An alternative correlation statistic is the Intraclass Correlation Coefficient (ICC). This is commonly used to compare observers (for inter-observer correlation/reliability) or sets of measurements for one observer (for intra-observer correlation/reliability). Suppose that an observer makes a series of measurements on MRI scans. He then repeats the measurement after a period of time and we want to quantify the intra-observer reliability. The data set MRI.rda contains 62 measurement pairs. Load it into the Data Viewer to proceed.

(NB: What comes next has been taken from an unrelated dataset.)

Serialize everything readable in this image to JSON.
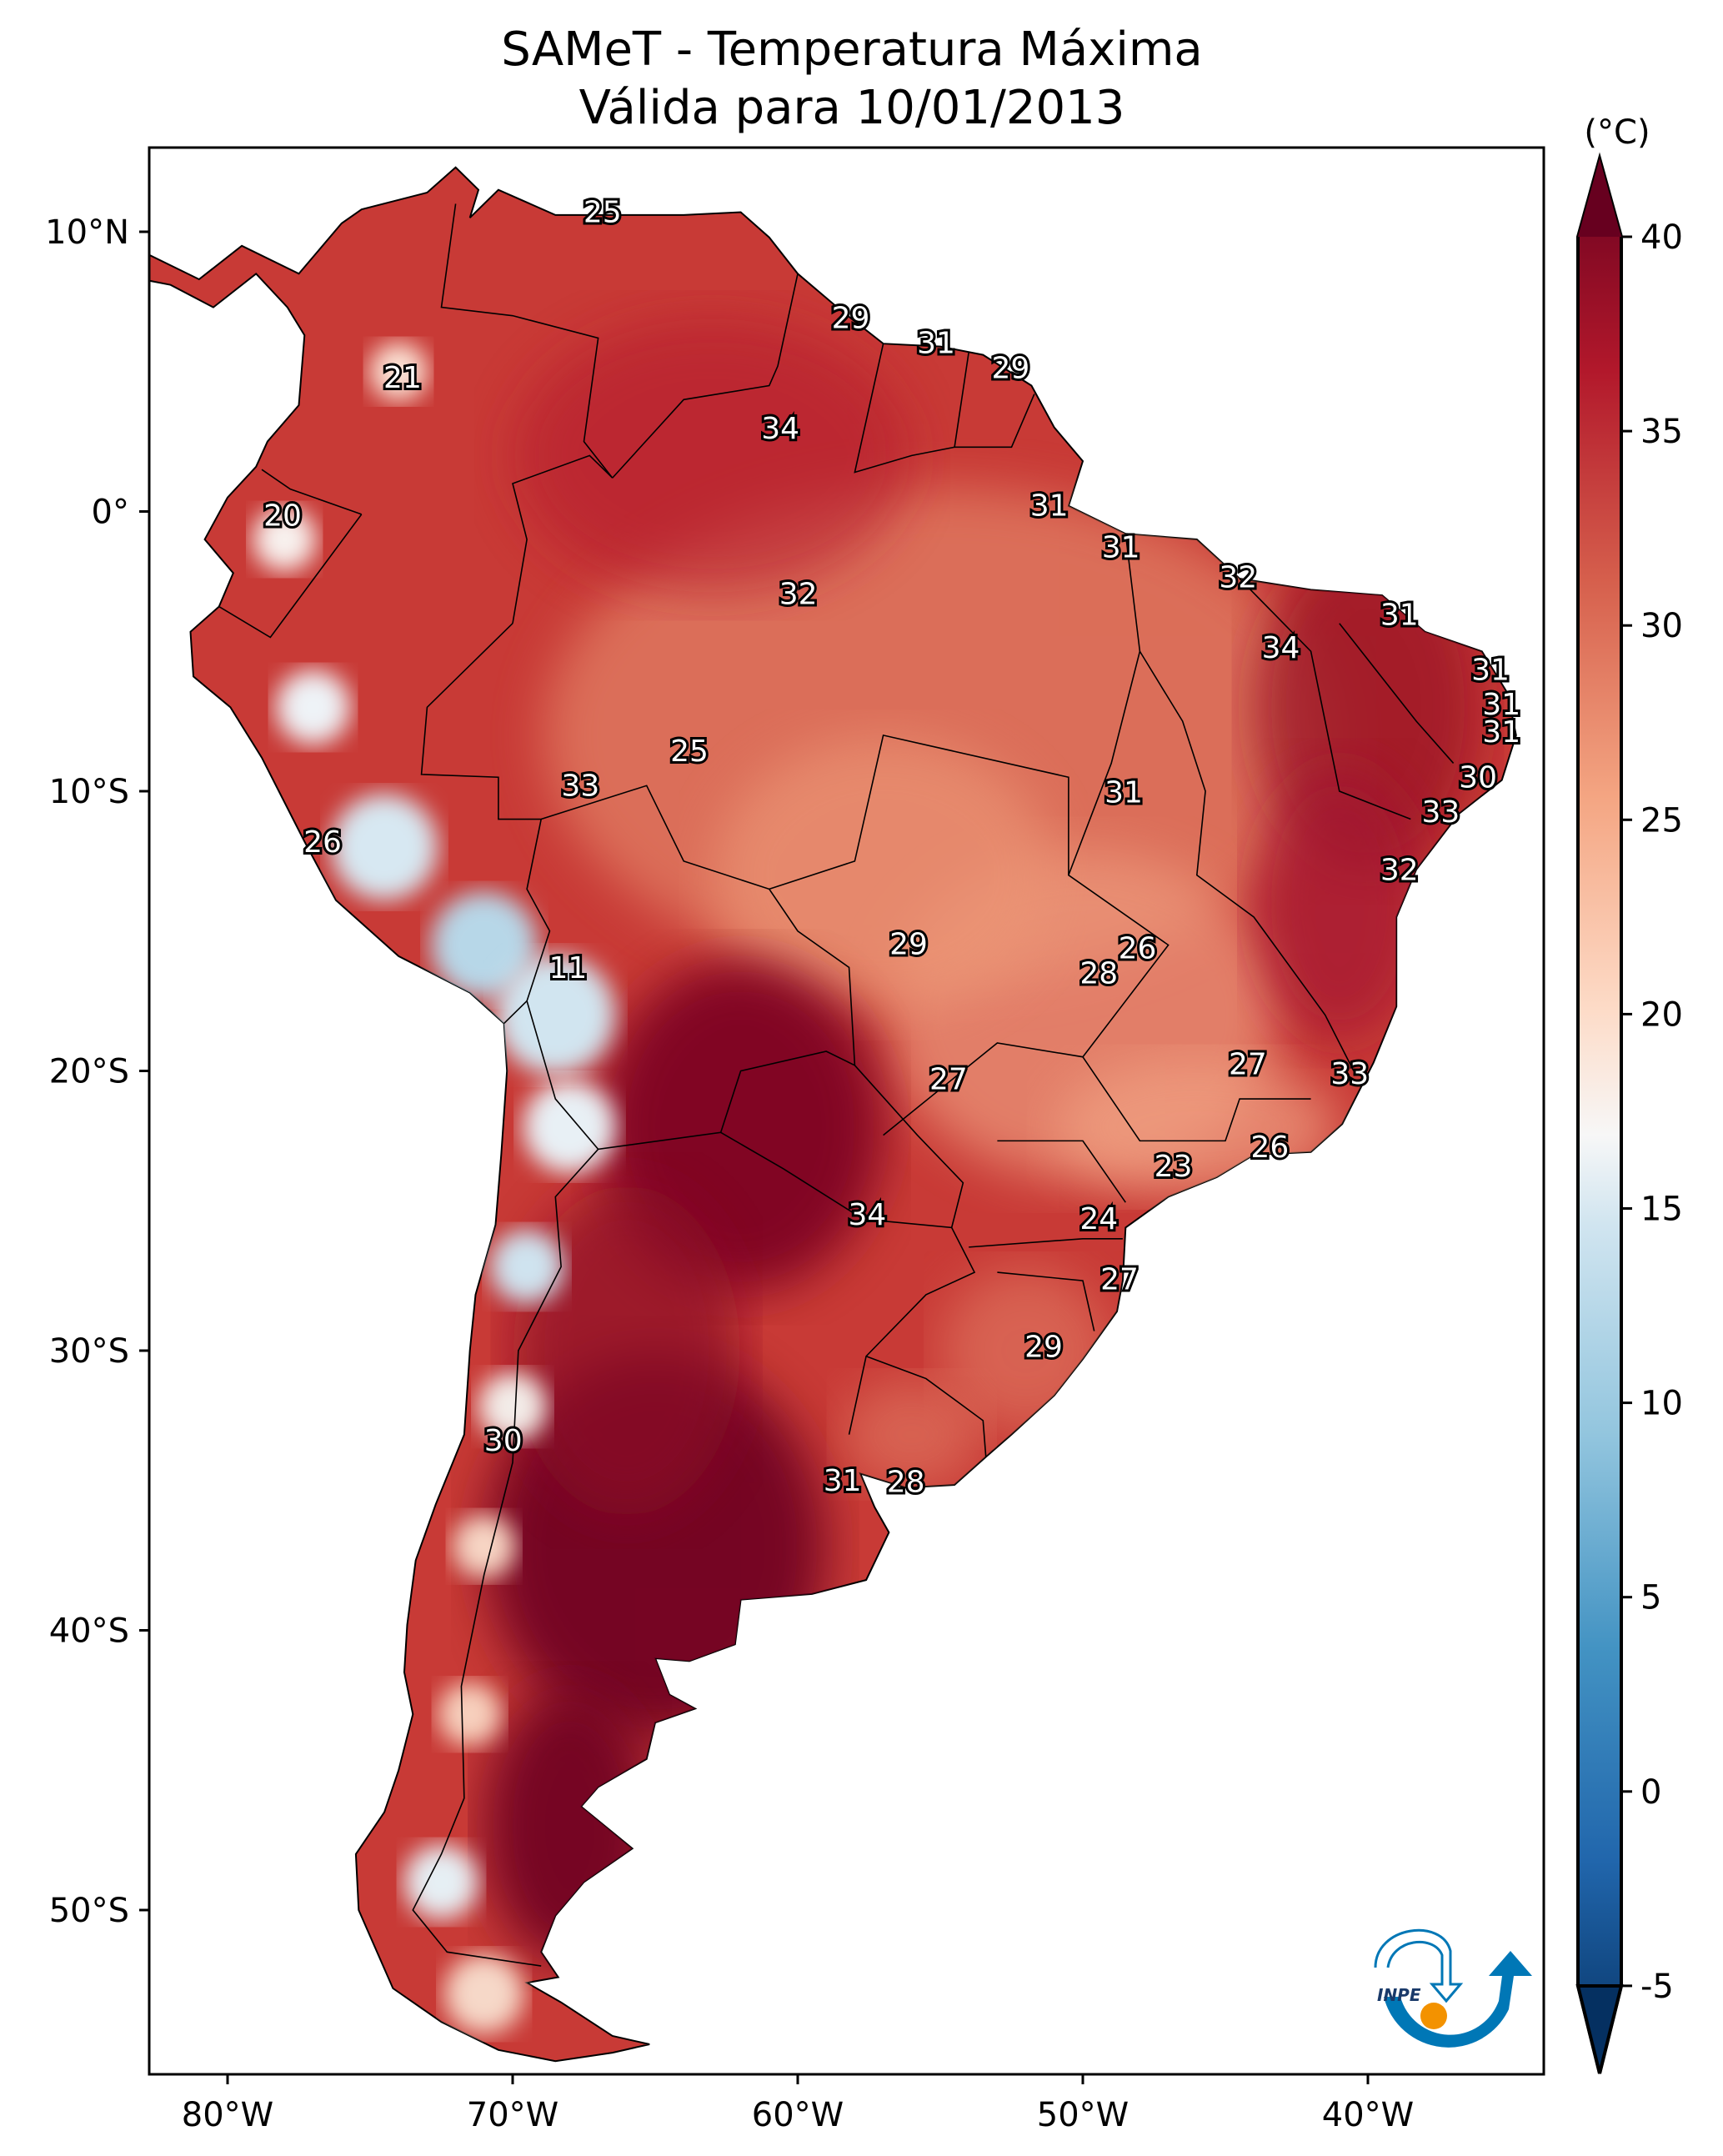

A Pearson’s correlation coefficient can be calculated using the Deducer GUI, or the console as described:
cor(MRI$FirstMeasurement,MRI$SecondMeasurement,method=’pearson’)
[1] 0.9962104
For the ICC, the package “irr” 1 should be installed:
library(irr)
And call the icc funtion to calculate the ICC:
icc(MRI,model=”twoway”,type=”agreement”)
Single Score Intraclass Correlation
Model: twoway
Type : agreement
Subjects = 60
Raters = 2
ICC(A,1) = 0.996
F-Test, H0: r0 = 0 ; H1: r0 > 0
F(59,54.9) = 525 , p = 1.93e-60
95%-Confidence Interval for ICC Population Values:
0.993 < ICC < 0.998
The interclass correlation coefficient is 99.6% and the p-value for the test of no association is highly significant.